Had she not pointed that indelicacy out to me, I’d have gobbled down the entire batch, and this vital column might have gone wanting.

But let me back up to that moment, a week ago, when “Riggy” first tapped me on the shoulder. I feel qualified to call “Riggy” by that cognomen, as I would become so familiar with Rigormortis in the days to come.



When this 2015 brand of what I now think of as “Ebola Lite” first came calling, my reaction was something like, “Well, what shall I have for dinner, steak or chicken? Actually neither sounds good, I think I might just suck my thumb for a minute here until I feel better than I do right now, because I suddenly feel like a calf that has been deserted by his mother in a snowstorm and left with nothing to chew on but a dishrag…”

Day One: I knew I was dying and wanted to die.

Day Two: I knew I was dying and wanted to live.

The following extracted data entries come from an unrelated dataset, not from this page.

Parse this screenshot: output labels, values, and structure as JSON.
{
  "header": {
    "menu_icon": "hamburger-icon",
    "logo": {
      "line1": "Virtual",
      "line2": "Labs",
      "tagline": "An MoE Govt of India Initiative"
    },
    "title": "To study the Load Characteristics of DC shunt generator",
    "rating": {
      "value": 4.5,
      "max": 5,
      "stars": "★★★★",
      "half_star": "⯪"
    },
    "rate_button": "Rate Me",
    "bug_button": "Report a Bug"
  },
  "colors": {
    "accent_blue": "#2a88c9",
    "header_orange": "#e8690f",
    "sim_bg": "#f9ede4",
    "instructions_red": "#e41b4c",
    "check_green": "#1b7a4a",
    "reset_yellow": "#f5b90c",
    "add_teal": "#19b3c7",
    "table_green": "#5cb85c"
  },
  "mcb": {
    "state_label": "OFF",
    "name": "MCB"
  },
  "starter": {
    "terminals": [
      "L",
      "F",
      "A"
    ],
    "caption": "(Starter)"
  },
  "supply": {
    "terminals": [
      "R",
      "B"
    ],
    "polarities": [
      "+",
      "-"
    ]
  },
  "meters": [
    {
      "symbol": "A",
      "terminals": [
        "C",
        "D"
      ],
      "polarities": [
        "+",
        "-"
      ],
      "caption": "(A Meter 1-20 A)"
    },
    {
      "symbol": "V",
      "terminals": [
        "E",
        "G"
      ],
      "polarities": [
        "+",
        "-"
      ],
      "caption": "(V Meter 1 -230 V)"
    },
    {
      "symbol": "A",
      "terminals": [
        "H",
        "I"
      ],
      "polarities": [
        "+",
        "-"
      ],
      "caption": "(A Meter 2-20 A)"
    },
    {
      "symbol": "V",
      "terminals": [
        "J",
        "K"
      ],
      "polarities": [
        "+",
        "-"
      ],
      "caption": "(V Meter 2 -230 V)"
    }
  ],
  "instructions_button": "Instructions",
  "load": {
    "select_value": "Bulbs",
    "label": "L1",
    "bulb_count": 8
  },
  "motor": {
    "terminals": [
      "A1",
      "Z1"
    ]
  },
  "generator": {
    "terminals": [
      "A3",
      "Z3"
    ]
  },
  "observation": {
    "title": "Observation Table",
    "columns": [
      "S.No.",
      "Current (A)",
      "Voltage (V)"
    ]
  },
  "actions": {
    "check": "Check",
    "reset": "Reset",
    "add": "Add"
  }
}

Day Three: I felt cured and walked out of the house with the bravado of John Dillinger, capable of pulling a bank job with a potato if I felt like it. Fortunately, I did not feel like it.

Day Four: Tossed unceremoniously back into bed, but this time with a cough, not just any cough, this cough came with instructions: “Cough until you run out of air and your stomach cramps, then cough up your immortal soul. When the staples come loose from your double-hernia operation don’t worry about it, they can fix that if you survive the cough.”

Day Five: Call the priest to sandpaper my soul, for I am about to meet my Maker. I am not Catholic, but I like this Francisco fellow — and am ready to convert.

Day Six: There’s hope in Mudsville … cancel the priest.

Day Seven: Sunlight is playing upon the pine needles outside my window. Children are playing in the snow. The Rubbish Man is playing his symphony of dumpster on truck, “Boom, Boom, Ka-Boom!” It was all music to my ears. I wanted to throw off the covers, pull on my running shoes and go for a run in the woods. But a leetle voice deep down inside, said, “Hey Pal … tomorrow.”

So should you get a tap on the shoulder from 2015’s “Riggy,” don’t despair, call me and I can walk you through it day by day, for I am now a foremost authority on the subject, and you just might want to think about getting a flu shot.